Ancestral Pueblo: Greater Upper Rio Grande Valley

Culture Name: Ancestral Pueblo: Greater Upper Rio Grande Valley

First posted by C. Dean Wilson 2013

A difference in the classification approach presented here, as compared to some other Southwestern classification schemes, is reflected by the decision to place "Pueblo" traditions found in New Mexico into three rather than two broad "culture" areas. Unlike the Mogollon, the Rio Grande is seldom placed in a distinct cultural culture area. An often implicit assumption underlying many current Southwestern classification systems is that pottery and cultural traditions in regions along areas of the Northern Rio Grande Valley and the Southern Colorado Plateau can be subsumed under a common group originally described as the Anasazi and more recently as the Ancestral Pueblo. Two assumptions have long contributed to the assignment of archaeological manifestations found across much of the Colorado Plateau and the northern most Pueblo regions of the Northern Rio Grande Rift into a common culture area. One is the overall similarities in pottery technology associated with the long span of production of gray and white wares in both geographic provinces. The other is the assumption that Pueblo groups residing in at least the northernmost Pueblo regions of the Rio Grande Valley were the result of large scale mass migrations from the Colorado Plateau that included the mass movement of Keres groups in the Middle Rio Grande and Tewa groups from the Northern Mesa Verde region into the Northren Rio Grande during the thirteenth century (Cordell 1995; Cordell et al. 2007; Duff 1998; Duff and Wilshusen 2000; Ford et al. 1972; Lekson and Cameron 1995; Ortman 2010).

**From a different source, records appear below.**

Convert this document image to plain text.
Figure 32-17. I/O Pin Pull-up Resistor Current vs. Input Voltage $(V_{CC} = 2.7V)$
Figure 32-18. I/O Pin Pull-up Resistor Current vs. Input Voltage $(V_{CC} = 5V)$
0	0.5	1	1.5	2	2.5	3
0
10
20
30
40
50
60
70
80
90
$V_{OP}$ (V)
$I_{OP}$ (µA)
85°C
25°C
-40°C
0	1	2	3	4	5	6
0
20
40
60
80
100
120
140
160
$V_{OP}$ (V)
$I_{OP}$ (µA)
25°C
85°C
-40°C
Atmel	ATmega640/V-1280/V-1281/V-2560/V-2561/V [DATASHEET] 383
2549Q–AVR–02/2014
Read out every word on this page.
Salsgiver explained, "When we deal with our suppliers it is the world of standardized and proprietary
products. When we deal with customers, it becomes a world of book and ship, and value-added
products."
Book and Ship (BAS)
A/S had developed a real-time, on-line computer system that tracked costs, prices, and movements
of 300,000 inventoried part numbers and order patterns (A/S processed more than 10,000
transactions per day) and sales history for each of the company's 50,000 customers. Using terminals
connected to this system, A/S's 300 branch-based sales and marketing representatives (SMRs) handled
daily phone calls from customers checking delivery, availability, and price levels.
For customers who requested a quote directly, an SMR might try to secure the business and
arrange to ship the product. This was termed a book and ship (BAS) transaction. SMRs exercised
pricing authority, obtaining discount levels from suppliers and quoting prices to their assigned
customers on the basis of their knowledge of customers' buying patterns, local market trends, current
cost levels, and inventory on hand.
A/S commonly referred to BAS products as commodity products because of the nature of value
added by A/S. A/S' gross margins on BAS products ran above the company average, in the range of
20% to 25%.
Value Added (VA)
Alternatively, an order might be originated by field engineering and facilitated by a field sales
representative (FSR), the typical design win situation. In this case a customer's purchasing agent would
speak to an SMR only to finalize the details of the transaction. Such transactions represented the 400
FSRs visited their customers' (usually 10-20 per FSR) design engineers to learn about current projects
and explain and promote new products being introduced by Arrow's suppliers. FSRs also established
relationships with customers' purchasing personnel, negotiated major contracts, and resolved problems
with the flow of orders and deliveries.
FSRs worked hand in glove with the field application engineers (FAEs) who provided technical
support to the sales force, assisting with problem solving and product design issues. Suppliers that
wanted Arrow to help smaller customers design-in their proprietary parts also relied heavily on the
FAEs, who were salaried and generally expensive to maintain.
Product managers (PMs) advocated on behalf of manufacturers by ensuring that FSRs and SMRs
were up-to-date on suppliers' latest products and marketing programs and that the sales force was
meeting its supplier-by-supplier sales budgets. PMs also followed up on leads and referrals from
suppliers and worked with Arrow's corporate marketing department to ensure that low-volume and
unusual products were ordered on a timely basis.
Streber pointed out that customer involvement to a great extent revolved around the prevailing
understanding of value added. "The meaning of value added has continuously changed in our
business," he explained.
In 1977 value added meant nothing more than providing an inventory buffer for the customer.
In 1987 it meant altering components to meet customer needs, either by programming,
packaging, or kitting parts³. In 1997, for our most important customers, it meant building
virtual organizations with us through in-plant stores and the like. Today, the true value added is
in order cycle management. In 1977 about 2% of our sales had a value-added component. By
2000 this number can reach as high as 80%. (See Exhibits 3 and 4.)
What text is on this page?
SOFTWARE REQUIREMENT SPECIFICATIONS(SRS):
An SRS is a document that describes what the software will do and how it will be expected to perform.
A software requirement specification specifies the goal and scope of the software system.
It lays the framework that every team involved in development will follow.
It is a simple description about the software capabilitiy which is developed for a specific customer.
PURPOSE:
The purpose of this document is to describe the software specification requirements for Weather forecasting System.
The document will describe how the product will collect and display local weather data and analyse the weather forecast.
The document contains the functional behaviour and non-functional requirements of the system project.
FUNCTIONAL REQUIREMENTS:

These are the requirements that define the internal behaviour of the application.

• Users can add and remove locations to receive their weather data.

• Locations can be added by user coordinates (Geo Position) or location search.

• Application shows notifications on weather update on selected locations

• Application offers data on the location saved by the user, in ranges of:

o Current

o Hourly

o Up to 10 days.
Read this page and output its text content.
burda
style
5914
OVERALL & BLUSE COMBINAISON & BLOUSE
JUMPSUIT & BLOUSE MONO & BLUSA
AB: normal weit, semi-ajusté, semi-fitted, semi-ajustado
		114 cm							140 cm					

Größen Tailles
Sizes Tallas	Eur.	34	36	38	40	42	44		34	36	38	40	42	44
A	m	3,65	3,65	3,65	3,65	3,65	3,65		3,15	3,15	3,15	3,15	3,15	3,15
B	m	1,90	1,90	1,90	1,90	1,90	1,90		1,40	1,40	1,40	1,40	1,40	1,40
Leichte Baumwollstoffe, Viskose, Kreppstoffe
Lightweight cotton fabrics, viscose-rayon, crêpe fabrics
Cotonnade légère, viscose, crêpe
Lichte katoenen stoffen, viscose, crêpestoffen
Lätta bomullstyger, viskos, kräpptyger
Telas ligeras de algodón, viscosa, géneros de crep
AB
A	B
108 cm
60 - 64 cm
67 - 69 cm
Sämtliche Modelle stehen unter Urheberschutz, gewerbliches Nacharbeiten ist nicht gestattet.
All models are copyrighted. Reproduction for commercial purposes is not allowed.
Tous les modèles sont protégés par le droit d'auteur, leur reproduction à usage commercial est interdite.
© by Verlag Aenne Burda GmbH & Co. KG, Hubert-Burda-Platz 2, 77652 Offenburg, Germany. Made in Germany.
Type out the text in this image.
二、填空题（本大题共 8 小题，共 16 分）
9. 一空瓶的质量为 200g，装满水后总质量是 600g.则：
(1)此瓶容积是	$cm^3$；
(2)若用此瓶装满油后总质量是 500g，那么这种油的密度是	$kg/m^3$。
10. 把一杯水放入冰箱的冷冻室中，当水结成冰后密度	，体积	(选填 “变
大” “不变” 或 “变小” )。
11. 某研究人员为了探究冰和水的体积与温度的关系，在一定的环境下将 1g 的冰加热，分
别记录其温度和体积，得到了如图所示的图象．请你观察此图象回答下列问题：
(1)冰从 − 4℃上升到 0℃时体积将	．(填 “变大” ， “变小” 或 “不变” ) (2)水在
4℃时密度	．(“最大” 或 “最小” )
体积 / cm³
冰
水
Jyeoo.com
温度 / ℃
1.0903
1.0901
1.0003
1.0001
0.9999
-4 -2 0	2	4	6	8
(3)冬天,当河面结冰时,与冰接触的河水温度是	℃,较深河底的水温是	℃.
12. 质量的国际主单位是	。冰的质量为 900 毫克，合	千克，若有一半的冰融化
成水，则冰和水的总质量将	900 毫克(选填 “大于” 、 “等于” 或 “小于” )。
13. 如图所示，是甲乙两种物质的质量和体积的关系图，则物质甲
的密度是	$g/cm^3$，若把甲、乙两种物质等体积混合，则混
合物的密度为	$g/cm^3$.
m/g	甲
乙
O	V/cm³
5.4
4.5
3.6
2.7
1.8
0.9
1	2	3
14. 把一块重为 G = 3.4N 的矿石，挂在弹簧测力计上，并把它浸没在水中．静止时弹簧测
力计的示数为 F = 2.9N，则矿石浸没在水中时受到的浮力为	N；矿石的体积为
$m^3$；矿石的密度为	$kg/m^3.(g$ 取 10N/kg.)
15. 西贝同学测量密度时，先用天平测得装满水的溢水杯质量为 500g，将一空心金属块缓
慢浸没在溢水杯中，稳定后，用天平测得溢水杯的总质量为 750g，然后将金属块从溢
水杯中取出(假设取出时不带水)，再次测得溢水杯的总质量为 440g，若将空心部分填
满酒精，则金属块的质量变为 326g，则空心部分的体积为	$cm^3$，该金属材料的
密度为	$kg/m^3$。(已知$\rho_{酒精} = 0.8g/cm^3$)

While mass movements of Keres groups into the Middle Rio Grande seem to be largely supported and agreed upon by almost all archaeologists, the case for mass movements from the Mesa Verde groups to the Northern Rio Grande is much more tentative (Boyer et al. 2010; Wilson 2008; 2013). By the late thirteenth century, most of the Rio Grande cannot simply be characterized as an empty landscape but instead was inhabited by distinct, indigenous, and growing Pueblo populations that exhibited a distinct suite of traits that include ceramics (Boyer et al. 2010; Wendorf 1954; Wendorf and Reed 1955; Wilson in progress). While, as is the case for the Mogollon culture area, there were many shared ceramic traits with the Southern Colorado Plateau, the overall material culture seems to have been distinct in terms of decorative styles and other attributes for both gray utility and decorated white ware types in ceramics from assemblages associated with sequence of occupation over all of the Rio Grande region (Wendorf 1955; Wilson 2013). Likewise, we have placed areas along the Rio Abajo region sometimes assigned to the Mogollon based on the dominance of brown ware types into the Rio Grande culture area.

Observations of the difference in sequences of change noted for ceramics and other material culture have resulted in development and utilization of an overall classification scheme for the Rio Grande that is quite different than that represented by the Pecos systems employed for regions of the Anasazi (Wendorf 1954; Wendorf and Reed 1955). This system includes the assignment of Rio Grande components to the Developmental, Coalition, Classic and Colonial periods. Thus, the Rio Grande Culture area as used here applies to what appears to be distinct and connected groups that long shared similar Tanoan languages and were part of a greater interaction sphere adapted through time in unique way to the combinations of landscapes along the Rio Grande Rift (Wilson 2013). Variation noted in traits associated with pottery long produced along the long section of the Rio Grande Rift and associated tributaries form the basis for both the definition of different Rio Grande Pueblo pottery traditions as well their division into traditions associated with a northern and southern branch.